Jusqu’ à la fin des années 70, sa fabrication a été tributaire du plomb. Les textes étaient alors transmis à l’imprimerie par voie postale sous forme de tapuscrits (feuillets tapés à la machine à écrire). L’imprimeur saisissait ces textes au moyen d’un matériel utilisant du plomb fondu (linotype) et réalisait le montage des pages sous forme de plaques de plomb également. Le processus était long et lourd. En effet, il était difficile d’opérer des corrections importantes, de modifier profondément la mise en page, de changer une photo.
La photocomposition a marqué un progrès sensible. Avec cette technique, les textes pouvaient être saisis par l’imprimeur sur un support papier spécial. Il était plus commode d’amender ces textes, de les corriger, de les compléter, de les réduire. Le montage s’effectuant par collage sur support papier, les ciseaux permettaient de tailler et retailler facilement pour obtenir la disposition souhaitée. Il était également beaucoup plus aisé d’intégrer et de modifier les photos. En 1986, la Champagne Viticole se dotait de son propre atelier de photocomposition qui, outre la sortie des textes, lui permettait de s’approprier le montage des pages.

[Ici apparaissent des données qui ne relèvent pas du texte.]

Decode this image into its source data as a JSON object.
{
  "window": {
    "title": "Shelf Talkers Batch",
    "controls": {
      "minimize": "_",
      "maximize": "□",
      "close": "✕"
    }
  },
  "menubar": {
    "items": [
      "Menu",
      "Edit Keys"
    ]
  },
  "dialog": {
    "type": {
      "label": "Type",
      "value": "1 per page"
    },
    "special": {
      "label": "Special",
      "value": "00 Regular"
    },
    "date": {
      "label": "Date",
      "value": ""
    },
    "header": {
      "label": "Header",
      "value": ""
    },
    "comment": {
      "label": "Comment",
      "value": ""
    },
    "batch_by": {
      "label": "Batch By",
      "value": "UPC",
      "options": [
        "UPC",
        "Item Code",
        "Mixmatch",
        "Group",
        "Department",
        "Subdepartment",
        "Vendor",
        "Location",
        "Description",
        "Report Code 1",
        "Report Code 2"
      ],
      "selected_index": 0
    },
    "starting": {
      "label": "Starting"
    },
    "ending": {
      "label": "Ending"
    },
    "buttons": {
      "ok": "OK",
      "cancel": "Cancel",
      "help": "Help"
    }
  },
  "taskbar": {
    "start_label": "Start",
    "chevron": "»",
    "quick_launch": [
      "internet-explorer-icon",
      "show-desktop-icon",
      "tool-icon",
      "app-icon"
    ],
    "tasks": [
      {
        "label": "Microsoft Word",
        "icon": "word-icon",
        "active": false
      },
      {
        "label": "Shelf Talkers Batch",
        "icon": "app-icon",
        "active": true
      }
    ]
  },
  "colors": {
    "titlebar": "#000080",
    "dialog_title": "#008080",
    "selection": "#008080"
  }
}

L’arrivée de la PAO à la fin des années 80 a bouleversé complètement la donne, autorisant une grande variété de choix de caractères, de montage, d’illustrations, et un usage sans limites de la couleur. La Champagne Viticole, hormis l’impression finale a pu être réalisée de A à Z dans les locaux du SGV et avec le personnel de ce dernier. Cette souplesse et cette rapidité d’utilisation ont permis notamment d’augmenter la pagination et de multiplier les numéros spéciaux en fonction des besoins et de l’actualité.